Another potential limitation of the present study was that only Autism Treatment Evaluation Checklist scoring was used to measure autism spectrum disorder phenotypic severity. Despite this limitation, the Autism Treatment Evaluation Checklist has been validated in previous studies for its usefulness in quantitatively measuring autism spectrum disorder overall and specific domains phenotypic severity. In addition, the present study examined subjects diagnosed with an autism spectrum disorder under the Diagnostic and Statistical Manual of Mental Disorders, Fourth Edition, criteria, which has since the time of the execution of our study been replaced with the manual’s fifth edition (Diagnostic and Statistical Manual of Mental Disorders, Fifth Edition) criteria. We recommend that future studies evaluating the potential relationship between increasing parental age and autism spectrum disorder phenotypic severity utilize other measures of autism spectrum disorder phenotypes to observe their consistency with our results.
Conclusions
The present study provides important new insights into the apparent lack of an association between increasing parental age and increasing autism spectrum disorder phenotypic severity. The results of the present study support several recent studies that have also failed to observe a significant association between increasing parental age and genetic burden as measured by copy number variations. It is apparent from the results of the present study, in conjunction with genetic observations among subjects diagnosed with an autism spectrum disorder, that most observed de novo genetic events are unconnected to an autism spectrum disorder diagnosis, and those that do confer risk are distributed across many genes and are not necessarily sufficient for disease. Future studies should further explore the potential relationship between increasing parental age and the frequency of known genetic anomalies among subjects diagnosed with an autism spectrum disorder.
Footnotes
Author Contributions
DG was the main writer and was involved in analysis of the data. BH was the main computer programmer involved in analysis of the data and drafting the manuscript. JK was involved in drafting, reviewing, and editing the manuscript. LS was involved in drafting and editing the manuscript. MG was involved in study design, analysis of the data, and drafting of the manuscript.

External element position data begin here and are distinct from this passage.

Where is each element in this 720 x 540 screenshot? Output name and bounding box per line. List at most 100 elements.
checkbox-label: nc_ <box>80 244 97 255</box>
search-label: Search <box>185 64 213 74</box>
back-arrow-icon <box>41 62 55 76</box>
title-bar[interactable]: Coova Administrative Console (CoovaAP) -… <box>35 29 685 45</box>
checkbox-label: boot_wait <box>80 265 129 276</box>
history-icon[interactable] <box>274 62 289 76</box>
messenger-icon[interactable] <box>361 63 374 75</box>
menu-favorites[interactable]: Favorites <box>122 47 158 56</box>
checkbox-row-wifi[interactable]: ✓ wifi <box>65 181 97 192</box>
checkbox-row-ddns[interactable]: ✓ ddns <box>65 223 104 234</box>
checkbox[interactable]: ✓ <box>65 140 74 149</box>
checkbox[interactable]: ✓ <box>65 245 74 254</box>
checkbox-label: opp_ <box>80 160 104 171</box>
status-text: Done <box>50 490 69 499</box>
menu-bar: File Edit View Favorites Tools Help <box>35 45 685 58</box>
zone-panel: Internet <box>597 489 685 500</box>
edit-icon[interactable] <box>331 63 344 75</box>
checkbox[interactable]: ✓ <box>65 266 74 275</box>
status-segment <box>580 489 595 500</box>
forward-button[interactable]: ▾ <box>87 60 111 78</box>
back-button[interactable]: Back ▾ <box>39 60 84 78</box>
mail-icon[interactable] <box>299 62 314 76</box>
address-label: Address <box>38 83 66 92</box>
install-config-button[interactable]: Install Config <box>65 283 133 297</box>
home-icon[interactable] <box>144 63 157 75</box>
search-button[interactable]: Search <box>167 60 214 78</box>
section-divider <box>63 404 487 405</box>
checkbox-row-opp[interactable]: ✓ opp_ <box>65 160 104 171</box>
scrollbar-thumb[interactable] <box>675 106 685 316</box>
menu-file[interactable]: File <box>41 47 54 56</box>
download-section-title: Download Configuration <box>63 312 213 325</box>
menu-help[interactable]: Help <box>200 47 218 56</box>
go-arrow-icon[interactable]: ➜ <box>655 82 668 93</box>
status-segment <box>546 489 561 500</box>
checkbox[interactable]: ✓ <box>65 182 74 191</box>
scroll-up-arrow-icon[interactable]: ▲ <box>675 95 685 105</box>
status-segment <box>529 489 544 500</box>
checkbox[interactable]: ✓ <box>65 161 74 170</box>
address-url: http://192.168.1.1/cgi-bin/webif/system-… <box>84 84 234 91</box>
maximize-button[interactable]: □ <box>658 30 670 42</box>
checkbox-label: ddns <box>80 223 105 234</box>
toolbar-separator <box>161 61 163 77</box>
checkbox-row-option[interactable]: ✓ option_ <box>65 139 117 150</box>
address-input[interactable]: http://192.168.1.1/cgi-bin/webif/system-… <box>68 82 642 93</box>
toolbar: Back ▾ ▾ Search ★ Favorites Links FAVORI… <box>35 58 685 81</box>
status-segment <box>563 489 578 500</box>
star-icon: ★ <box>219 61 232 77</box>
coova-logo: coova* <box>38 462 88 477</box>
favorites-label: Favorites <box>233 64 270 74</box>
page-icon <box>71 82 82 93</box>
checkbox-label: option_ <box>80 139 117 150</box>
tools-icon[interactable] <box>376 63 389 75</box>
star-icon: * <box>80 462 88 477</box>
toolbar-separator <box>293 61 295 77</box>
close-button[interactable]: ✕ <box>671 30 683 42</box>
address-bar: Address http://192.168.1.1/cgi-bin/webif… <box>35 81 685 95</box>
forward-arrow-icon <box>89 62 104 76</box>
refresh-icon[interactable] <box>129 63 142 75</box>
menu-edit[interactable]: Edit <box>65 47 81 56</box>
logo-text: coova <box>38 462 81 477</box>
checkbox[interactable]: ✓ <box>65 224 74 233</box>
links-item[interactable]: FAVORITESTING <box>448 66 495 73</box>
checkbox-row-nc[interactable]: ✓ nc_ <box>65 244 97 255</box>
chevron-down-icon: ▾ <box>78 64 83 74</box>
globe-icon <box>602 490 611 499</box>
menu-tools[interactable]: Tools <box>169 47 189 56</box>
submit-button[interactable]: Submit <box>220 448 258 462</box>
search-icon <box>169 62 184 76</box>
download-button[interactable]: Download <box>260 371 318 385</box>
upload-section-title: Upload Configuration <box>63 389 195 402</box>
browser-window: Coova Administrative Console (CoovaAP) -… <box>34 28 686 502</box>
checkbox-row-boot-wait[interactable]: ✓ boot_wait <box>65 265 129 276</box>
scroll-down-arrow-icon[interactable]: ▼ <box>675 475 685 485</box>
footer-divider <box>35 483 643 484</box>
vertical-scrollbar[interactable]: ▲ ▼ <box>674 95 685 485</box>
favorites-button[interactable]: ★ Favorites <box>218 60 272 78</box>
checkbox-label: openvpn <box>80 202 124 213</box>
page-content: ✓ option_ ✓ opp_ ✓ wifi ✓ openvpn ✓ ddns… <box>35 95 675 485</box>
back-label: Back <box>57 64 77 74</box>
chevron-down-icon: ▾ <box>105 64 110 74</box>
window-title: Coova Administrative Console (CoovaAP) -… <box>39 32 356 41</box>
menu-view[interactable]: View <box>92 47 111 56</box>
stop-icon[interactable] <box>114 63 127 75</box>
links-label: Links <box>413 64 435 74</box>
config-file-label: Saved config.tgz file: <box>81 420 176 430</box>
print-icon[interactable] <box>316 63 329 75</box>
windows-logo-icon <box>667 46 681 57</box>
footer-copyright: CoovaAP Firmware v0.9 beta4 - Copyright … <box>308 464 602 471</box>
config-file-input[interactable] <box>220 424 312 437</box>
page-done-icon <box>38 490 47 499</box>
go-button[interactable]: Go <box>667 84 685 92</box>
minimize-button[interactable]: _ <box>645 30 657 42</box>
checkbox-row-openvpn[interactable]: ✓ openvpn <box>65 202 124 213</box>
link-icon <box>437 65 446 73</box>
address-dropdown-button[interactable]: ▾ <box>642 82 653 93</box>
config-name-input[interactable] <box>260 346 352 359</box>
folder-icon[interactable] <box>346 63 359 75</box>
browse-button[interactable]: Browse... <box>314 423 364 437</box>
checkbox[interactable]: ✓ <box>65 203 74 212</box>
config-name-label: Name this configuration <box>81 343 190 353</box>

Declaration of Conflicting Interests
The authors declared no potential conflicts of interest with respect to the research, authorship, and/or publication of this article.
Funding
The authors disclosed receipt of the following financial support for the research, authorship, and/or publication of this article: This study was supported by the nonprofit Institute of Chronic Illnesses, Inc, and the nonprofit CoMeD, Inc.
Ethical Approval
The present study received Institutional Review Board approval from the Liberty IRB, Inc (Deland, FL), to retrospectively review clinical data generated from patients presenting for clinical care to the ASD Centers, LLC, clinics (IRB Tracking# 12.08.0023).